A boy stands in front of me, smaller, shaking. His one good eye wide with terror. He clutches a bear, half its face missing.

The syringe is in my hand. My hand. And when I press it into his arm, his scream rips through me, shredding something I can never repair.

I stagger back, clutching the hospital wall, my throat raw. “I hurt him! It was me.”

Dr. Hanson—Claire, whoever she is—moves closer. “Kenzi, it wasn’t your fault. You were made to?—”

“No!” The word erupts out of me like a volcano long overdue. My vision clears. I see the hospital now, not the theater. The padded walls. The barred window. Reality.

“They made me a performer,” I choke out. Tears blur my vision. “A puppet. But I wasn’t just a victim. They used me to hurt others. To break them.”

Underneath my grief is something harder. Hotter.

I wipe my face with the back of my sleeve. “No more. They don’t get to use me anymore.”

The lights don’t dim. The curtain doesn’t fall. I’m not waiting for Laurel’s cue.

I decide for myself.

Dr. Hanson—not Claire, not anyone but herself—has a look in her eyes like she sees my shift. She sets a hand on my arm. “Kenzi, slow down. You’ve had a breakthrough. Don’t overwhelm yourself.”

But I shake my head. “I need to know if it’s real. If I’m really free.”

The old programming whispers in my skull, oily and insistent.

Milkshake.

Curtain call. Showtime.

Words that used to drop me into darkness. Words that made me theirs.

Everything swirls around me. My breath hitches, and the room tilts. My knees weaken.

Not this time.

I slam my palm against the wall, grounding myself in the rough paint beneath my skin. “No,” I whisper, then louder. “No!”

The spiral tries to pull me under—images of masks, needles, screaming children, wires—but I anchor myself with every ounce of will. I name the surrounding room. “Bed. Chair. Window. Light.”

The stage flickers and fades.

I stay here, stay me. The pressure lifts, sudden as a snapped cord. I’m shaking, drenched in sweat, but still standing.

Dr. Hanson’s eyes widen. “You resisted a trigger without hypnosis.”

“I broke it.” My voice is raw but steady. “They don’t own me anymore.”

I hope. A wave of terror follows fast on the heels of triumph. If I can resist, then they’ll know. Whoever’s still pulling the strings—they’ll feel the slack in the line.

And they’ll come for me.

I wrap my arms around myself and let the fear burn into determination. “Let them try,” I murmur. “This time, I’ll fight back.”
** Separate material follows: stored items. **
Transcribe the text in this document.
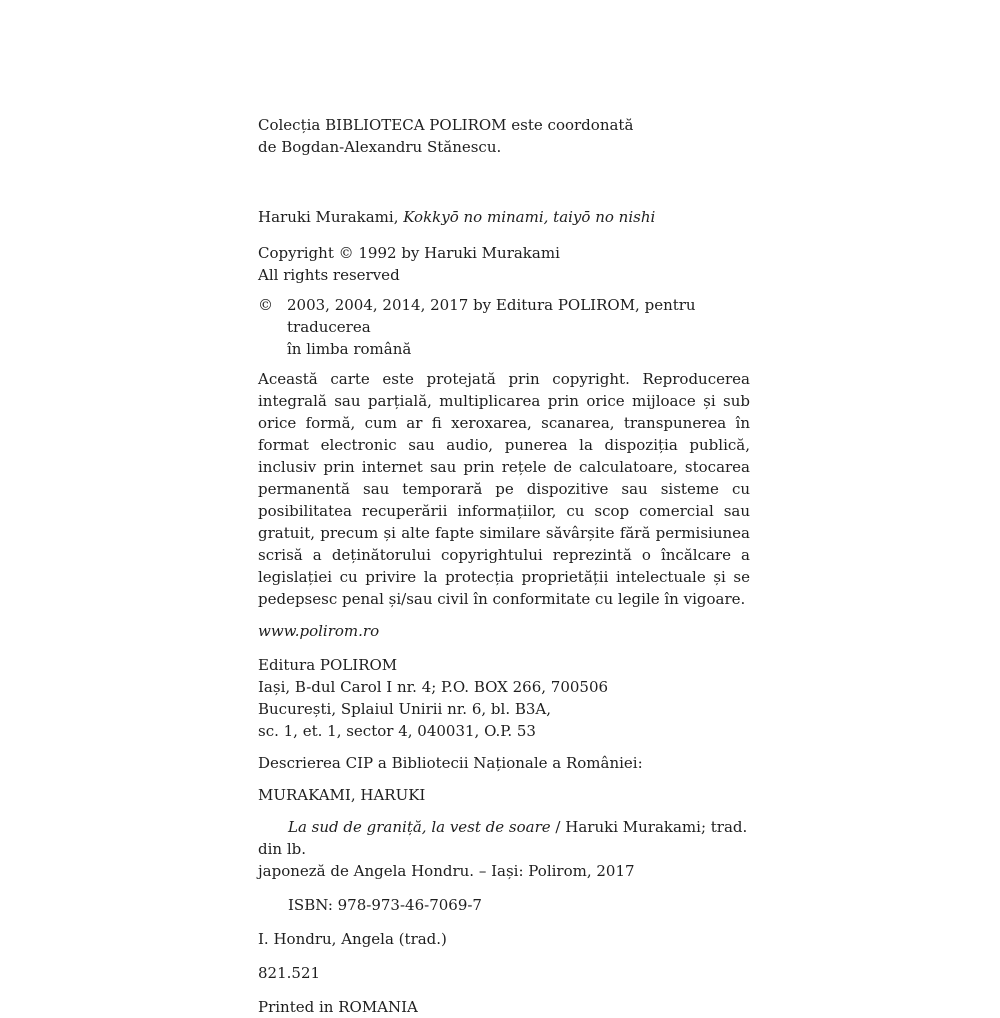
Colecția BIBLIOTECA POLIROM este coordonată
de Bogdan-Alexandru Stănescu.

Haruki Murakami, Kokkyō no minami, taiyō no nishi

Copyright © 1992 by Haruki Murakami
All rights reserved

© 2003, 2004, 2014, 2017 by Editura POLIROM, pentru traducerea
în limba română

Această carte este protejată prin copyright. Reproducerea integrală sau parțială, multiplicarea prin orice mijloace și sub orice formă, cum ar fi xeroxarea, scanarea, transpunerea în format electronic sau audio, punerea la dispoziția publică, inclusiv prin internet sau prin rețele de calculatoare, stocarea permanentă sau temporară pe dispozitive sau sisteme cu posibilitatea recuperării informațiilor, cu scop comercial sau gratuit, precum și alte fapte similare săvârșite fără permisiunea scrisă a deținătorului copyrightului reprezintă o încălcare a legislației cu privire la protecția proprietății intelectuale și se pedepsesc penal și/sau civil în conformitate cu legile în vigoare.

www.polirom.ro

Editura POLIROM
Iași, B-dul Carol I nr. 4; P.O. BOX 266, 700506
București, Splaiul Unirii nr. 6, bl. B3A,
sc. 1, et. 1, sector 4, 040031, O.P. 53

Descrierea CIP a Bibliotecii Naționale a României:

MURAKAMI, HARUKI

La sud de graniță, la vest de soare / Haruki Murakami; trad. din lb.
japoneză de Angela Hondru. – Iași: Polirom, 2017

ISBN: 978-973-46-7069-7

I. Hondru, Angela (trad.)

821.521

Printed in ROMANIA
The victory shudders through me for all of three breaths before my body betrays me. My hands move on their own, slipping into familiar patterns—cupping air as though dipping into a makeup pot, patting invisible powder across my cheeks. My fingers pluck at seams that don’t exist, smoothing the lines of a costume that isn’t there.

My shoulders draw back, spine straight. Chin up, smile fixed. I hear myself humming scales under my breath, throat vibrating with rehearsed warm-ups. The theater presses in again, rehearsals carved into my bones.